Why data validation and sanitization?

  • Hackers can inject various script including XSS (Cross-Site Scripting) if not properly validated
  • Can break the forms at output
  • Spread malware

Here is an example that shows how a simple input field can be a potential threat.

//Retrieving value from $_Post variable
$username = $_POST['username']
<label> Name </label>
<input type="text" name="username" value="<?php echo $username; ?>" />


The above code is a simple input field for entering user’s name. There is nothing wrong with above code if user enters a name George but what happens when user enters following values in input field:
case a: <George>
case b:<script>alert(‘XSS’);</script>

In case a: the output form will break in browser due to < >(less than, greater than).

In case b: user seems to inject script which may lead unauthorized user gain privileges to sensitive information and pages.

Difference between Data Validation and Sanitization

Data Validation: The purpose of data validation is to make sure that we receive what we expect to receive. If the data is valid we accept it if not we reject it. Before saving data we validate it.

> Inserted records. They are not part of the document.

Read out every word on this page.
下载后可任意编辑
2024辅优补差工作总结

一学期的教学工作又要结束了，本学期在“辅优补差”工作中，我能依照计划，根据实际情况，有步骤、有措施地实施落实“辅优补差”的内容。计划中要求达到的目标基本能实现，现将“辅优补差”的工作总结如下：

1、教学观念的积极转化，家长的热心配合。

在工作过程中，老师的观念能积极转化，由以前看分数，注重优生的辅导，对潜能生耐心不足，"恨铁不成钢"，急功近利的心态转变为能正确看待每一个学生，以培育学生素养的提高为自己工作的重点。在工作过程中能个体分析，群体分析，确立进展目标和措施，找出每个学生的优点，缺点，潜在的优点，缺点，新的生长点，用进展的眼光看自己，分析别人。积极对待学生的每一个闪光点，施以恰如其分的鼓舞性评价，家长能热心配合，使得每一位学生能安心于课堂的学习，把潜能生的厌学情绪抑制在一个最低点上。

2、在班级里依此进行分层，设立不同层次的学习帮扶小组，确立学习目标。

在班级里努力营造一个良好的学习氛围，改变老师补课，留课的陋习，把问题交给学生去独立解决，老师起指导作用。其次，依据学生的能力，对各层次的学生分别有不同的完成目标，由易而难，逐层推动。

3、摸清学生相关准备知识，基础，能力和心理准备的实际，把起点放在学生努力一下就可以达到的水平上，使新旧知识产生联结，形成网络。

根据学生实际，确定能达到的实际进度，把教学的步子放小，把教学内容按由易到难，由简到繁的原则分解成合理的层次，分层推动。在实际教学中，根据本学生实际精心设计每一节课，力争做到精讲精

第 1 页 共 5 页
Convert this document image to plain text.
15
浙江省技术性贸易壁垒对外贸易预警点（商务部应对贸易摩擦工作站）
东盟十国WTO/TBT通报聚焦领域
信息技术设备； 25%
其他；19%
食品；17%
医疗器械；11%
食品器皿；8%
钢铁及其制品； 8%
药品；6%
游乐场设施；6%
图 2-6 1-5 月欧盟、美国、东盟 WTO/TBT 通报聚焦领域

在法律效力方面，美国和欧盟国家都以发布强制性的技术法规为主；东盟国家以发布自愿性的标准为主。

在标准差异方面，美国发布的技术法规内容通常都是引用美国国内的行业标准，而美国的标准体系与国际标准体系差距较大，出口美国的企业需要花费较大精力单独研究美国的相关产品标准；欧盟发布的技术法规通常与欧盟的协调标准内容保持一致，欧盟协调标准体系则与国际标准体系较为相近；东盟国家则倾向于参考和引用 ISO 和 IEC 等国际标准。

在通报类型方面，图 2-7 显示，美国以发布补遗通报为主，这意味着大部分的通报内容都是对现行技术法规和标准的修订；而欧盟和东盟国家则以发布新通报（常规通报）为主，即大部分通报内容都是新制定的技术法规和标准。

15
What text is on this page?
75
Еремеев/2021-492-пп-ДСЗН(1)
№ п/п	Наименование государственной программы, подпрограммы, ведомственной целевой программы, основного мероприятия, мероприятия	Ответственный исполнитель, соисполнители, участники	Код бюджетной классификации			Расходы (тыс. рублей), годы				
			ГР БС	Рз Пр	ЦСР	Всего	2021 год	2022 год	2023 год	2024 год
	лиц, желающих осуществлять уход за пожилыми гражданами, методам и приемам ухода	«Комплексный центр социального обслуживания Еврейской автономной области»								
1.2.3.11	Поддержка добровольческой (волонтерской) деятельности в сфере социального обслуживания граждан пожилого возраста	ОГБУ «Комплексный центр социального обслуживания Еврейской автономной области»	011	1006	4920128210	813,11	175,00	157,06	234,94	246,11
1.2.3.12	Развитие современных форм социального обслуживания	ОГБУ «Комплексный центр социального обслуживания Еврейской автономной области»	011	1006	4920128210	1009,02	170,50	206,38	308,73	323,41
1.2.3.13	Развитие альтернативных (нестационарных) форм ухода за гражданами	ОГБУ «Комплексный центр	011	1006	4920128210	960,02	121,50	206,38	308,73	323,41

Sanitization: In Contrast to data validation, sanitization don’t reject the whole data but strips evil tags and encodes the tags before echoing it to the browsers. Before showing to user’s browser we sanitize data.

But in some cases we need to both validate and sanitize the input data.

Whether to Validate or sanitize input?

Well it depends on condition. For example there is an input field where user has to enter his age. We can validate the data in this case and accept it if its a positive integer using absint( $int ) and reject if data is not a positive integer and ask user to re-enter the age. But in case of text field where user enter a lengthy text, validating and ignoring the whole text and asking user to rewrite the whole text just because user uses some HTML tags doesn’t sound as a good approach. In such cases sanitizing the text and stripping the tags seems to be better option.

 

Luckily, WordPress has a bunch of functions that can be used to validate and sanitize any untrusted data. One can of course use PHP functions too but it is always a better idea to use WordPress functions if available.